Umar Media
- Formation: Early 2000s
- Purpose: Dissemination of Jihadist propaganda
- Official language: Pashto
- Owner: Pakistani Taliban

= Umar Media =

Jihadist media production center for the Pakistani Taliban

Umar Media (عمر میڈیا) is the core media production center for the Pakistani Taliban. It is produced mainly in Pashto with translations in English and Urdu.

== History ==
Umar Media, named after Taliban founder Mullah Muhammad Umar, serves as the Pakistani Taliban's de facto Ministry of Information and Broadcasting, producing propaganda in Pashto, later translated into Urdu, English, Dari/Persian, and Arabic. Its content includes video series, a daily radio broadcast, a bi-weekly current affairs podcast, and official statements on attacks and political issues. Through these media, Umar Media disseminates ideological messaging, strategic narratives, and updates on the group's activities to both local and international audiences. Umar uses a yellow-orange Pashto calligraphy for its logo. Umar Media was first established in the early 2000s and published videos under the Muqatal Network of the Pakistani Taliban, with their first video release being on 6 March 2011 called "Real Situation of Tribal Areas in Pakistan".

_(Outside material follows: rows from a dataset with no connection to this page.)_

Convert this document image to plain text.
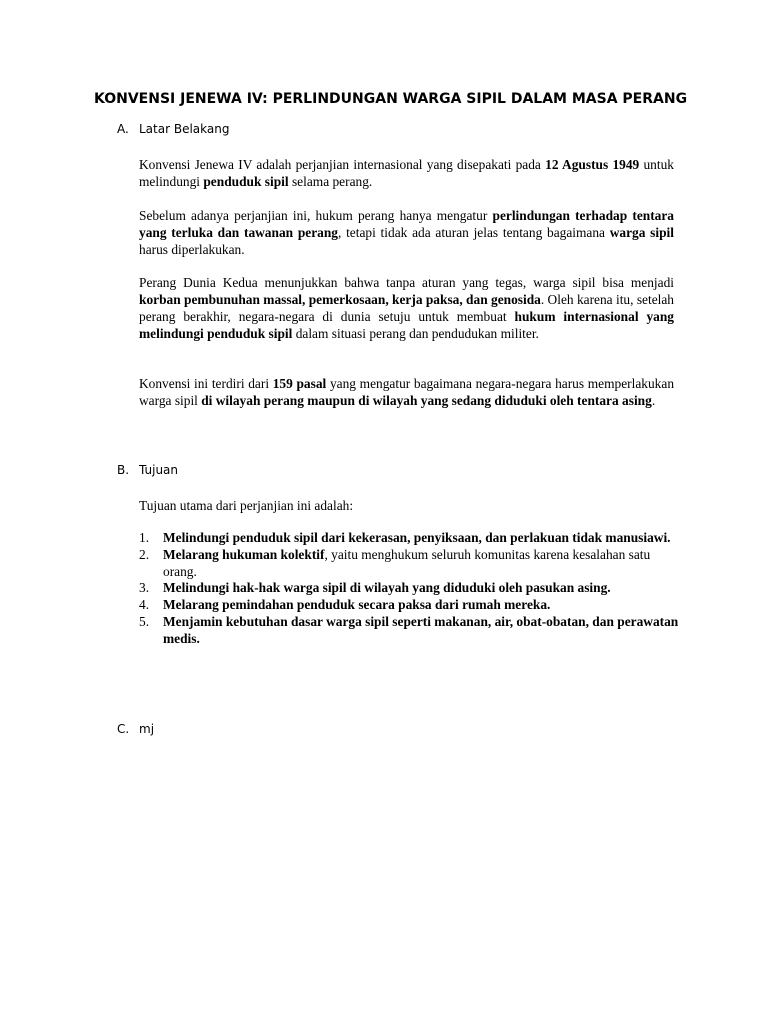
KONVENSI JENEWA IV: PERLINDUNGAN WARGA SIPIL DALAM MASA PERANG
A. Latar Belakang

Konvensi Jenewa IV adalah perjanjian internasional yang disepakati pada 12 Agustus 1949 untuk melindungi penduduk sipil selama perang.

Sebelum adanya perjanjian ini, hukum perang hanya mengatur perlindungan terhadap tentara yang terluka dan tawanan perang, tetapi tidak ada aturan jelas tentang bagaimana warga sipil harus diperlakukan.

Perang Dunia Kedua menunjukkan bahwa tanpa aturan yang tegas, warga sipil bisa menjadi korban pembunuhan massal, pemerkosaan, kerja paksa, dan genosida. Oleh karena itu, setelah perang berakhir, negara-negara di dunia setuju untuk membuat hukum internasional yang melindungi penduduk sipil dalam situasi perang dan pendudukan militer.

Konvensi ini terdiri dari 159 pasal yang mengatur bagaimana negara-negara harus memperlakukan warga sipil di wilayah perang maupun di wilayah yang sedang diduduki oleh tentara asing.

B. Tujuan

Tujuan utama dari perjanjian ini adalah:

1. Melindungi penduduk sipil dari kekerasan, penyiksaan, dan perlakuan tidak manusiawi.
2. Melarang hukuman kolektif, yaitu menghukum seluruh komunitas karena kesalahan satu orang.
3. Melindungi hak-hak warga sipil di wilayah yang diduduki oleh pasukan asing.
4. Melarang pemindahan penduduk secara paksa dari rumah mereka.
5. Menjamin kebutuhan dasar warga sipil seperti makanan, air, obat-obatan, dan perawatan medis.
C. mj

In October 2012, Umar Media created a Facebook account under the name Umar Media TTP, using the platform to promote its activities and recruit individuals for various media-related roles. The account posted about "online job opportunities" seeking individuals skilled in video editing, translations, content sharing, uploading, downloading, and data collection, indicating an effort to expand the Pakistani Taliban's digital operations. This recruitment drive was reported by the SITE Intelligence Group, which monitors extremist activities online. Shortly after, in December 2012, Facebook took action by banning the account, citing its use for promoting terrorist content and violating the platform’s policies on extremist activity.

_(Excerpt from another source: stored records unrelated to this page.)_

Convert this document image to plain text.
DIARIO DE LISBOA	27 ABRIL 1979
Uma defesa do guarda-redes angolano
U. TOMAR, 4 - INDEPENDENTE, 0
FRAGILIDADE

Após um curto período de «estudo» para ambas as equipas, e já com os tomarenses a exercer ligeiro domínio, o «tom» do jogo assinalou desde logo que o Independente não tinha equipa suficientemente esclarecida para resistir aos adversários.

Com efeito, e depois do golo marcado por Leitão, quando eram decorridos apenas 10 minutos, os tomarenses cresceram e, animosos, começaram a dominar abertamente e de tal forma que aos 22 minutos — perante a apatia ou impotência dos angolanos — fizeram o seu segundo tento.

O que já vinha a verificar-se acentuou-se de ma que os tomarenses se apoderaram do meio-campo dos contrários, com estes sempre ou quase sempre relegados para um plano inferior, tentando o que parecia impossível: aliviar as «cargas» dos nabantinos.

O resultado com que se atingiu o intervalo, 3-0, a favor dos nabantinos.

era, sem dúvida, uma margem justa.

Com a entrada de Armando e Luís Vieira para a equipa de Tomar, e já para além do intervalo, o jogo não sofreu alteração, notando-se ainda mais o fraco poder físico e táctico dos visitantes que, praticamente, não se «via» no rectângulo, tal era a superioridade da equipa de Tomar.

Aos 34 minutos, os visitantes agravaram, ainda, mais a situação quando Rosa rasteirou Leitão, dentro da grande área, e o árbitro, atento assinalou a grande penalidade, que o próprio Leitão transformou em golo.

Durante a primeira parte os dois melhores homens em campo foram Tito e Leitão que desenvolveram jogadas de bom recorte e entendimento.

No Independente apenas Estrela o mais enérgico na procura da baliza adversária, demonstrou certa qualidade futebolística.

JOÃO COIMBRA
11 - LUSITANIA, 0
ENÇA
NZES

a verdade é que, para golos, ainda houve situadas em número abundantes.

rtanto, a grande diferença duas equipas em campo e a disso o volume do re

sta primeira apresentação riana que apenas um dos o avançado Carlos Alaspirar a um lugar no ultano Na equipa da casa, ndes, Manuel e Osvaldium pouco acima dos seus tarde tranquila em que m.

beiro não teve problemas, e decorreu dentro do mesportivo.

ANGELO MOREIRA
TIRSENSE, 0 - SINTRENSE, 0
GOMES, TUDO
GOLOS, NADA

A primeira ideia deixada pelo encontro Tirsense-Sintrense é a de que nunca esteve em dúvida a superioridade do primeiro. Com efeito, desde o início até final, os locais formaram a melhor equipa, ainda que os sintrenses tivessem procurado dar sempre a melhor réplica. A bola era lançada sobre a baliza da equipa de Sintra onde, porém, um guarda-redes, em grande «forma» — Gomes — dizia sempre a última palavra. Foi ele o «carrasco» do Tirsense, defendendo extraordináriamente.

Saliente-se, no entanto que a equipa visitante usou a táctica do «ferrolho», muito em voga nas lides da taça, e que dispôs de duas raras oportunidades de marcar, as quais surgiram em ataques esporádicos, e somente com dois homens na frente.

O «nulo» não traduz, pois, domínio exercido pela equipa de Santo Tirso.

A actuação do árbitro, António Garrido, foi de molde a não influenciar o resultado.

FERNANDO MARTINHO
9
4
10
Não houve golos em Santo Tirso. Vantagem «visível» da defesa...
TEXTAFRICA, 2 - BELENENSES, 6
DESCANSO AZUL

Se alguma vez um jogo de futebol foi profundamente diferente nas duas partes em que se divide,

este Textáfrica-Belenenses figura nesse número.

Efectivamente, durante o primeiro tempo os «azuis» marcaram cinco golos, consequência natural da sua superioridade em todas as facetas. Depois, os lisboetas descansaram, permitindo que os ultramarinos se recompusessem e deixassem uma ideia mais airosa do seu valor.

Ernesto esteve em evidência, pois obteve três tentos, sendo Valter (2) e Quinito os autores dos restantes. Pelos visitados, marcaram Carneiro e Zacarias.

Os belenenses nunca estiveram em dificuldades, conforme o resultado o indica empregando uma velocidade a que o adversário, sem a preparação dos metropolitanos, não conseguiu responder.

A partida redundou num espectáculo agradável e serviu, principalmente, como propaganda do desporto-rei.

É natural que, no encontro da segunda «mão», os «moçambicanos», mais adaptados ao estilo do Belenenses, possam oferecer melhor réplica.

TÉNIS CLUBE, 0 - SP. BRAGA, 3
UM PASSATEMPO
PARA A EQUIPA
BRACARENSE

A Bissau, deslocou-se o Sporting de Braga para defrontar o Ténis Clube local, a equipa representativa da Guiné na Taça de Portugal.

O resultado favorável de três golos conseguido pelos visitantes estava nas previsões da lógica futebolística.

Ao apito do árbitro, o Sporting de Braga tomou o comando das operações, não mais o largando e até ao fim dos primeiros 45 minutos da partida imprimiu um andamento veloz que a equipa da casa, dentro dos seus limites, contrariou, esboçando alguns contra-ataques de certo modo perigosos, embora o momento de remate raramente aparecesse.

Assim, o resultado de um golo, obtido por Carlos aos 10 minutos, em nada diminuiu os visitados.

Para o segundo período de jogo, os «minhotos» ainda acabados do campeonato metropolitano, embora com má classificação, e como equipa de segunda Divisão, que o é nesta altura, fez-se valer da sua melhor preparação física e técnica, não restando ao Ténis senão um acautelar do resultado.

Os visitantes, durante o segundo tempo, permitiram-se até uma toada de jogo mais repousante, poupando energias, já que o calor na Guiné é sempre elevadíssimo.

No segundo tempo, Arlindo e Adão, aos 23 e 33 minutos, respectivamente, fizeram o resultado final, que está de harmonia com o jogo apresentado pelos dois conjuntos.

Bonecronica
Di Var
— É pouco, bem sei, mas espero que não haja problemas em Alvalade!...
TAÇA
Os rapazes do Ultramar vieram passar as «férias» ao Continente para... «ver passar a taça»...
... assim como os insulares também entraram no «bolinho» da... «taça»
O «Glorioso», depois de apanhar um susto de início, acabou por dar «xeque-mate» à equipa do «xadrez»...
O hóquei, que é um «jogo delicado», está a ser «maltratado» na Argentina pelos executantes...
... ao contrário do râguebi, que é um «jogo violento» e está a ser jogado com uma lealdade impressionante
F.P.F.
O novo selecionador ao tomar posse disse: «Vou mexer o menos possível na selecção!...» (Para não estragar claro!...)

Umar Media launched a website under the domain "umarmedia.com" on 6 April 2014, which served as a central platform for distributing the Pakistani Taliban’s propaganda, recruitment materials, and ideological messaging. The site featured a variety of content, including official statements, video releases, militant training guides, and updates on the group's activities, often aimed at both local and international audiences. It also provided links to downloadable publications and multimedia productions designed to radicalize and recruit sympathizers. However, due to its role in promoting terrorism and extremist violence, the Pakistan Telecommunication Authority (PTA) eventually intervened, shutting down the website on 8 April 2014 as part of broader efforts to curb online terrorist content and disrupt the group’s digital operations.

In 2016, Umar Media launched its first official magazine, titled Tehrik-i-Taliban Pakistan, as a digital publication available online in PDF format. This magazine served as a key propaganda tool for the Pakistani Taliban, featuring ideological articles, strategic messages, interviews with militant leaders, and updates on the group's activities.

Following the Taliban's takeover of Afghanistan and the Fall of Kabul in 2021, Umar Media significantly expanded its operations, increasing the volume of its publications and enhancing the professionalism of its content. The media wing underwent a substantial revamp, improving its online presence, refining its video editing techniques, and adopting more sophisticated production methods to strengthen its propaganda efforts. This period saw a surge in high-quality video releases, more polished publications, and a greater emphasis on digital outreach, allowing the Pakistani Taliban to project a more organized and influential image while amplifying its ideological messaging to a broader audience.

Umar Media is regarded as the primary platform for all official publications of the Pakistani Taliban, serving as the central hub for the group's propaganda, ideological dissemination, and strategic messaging.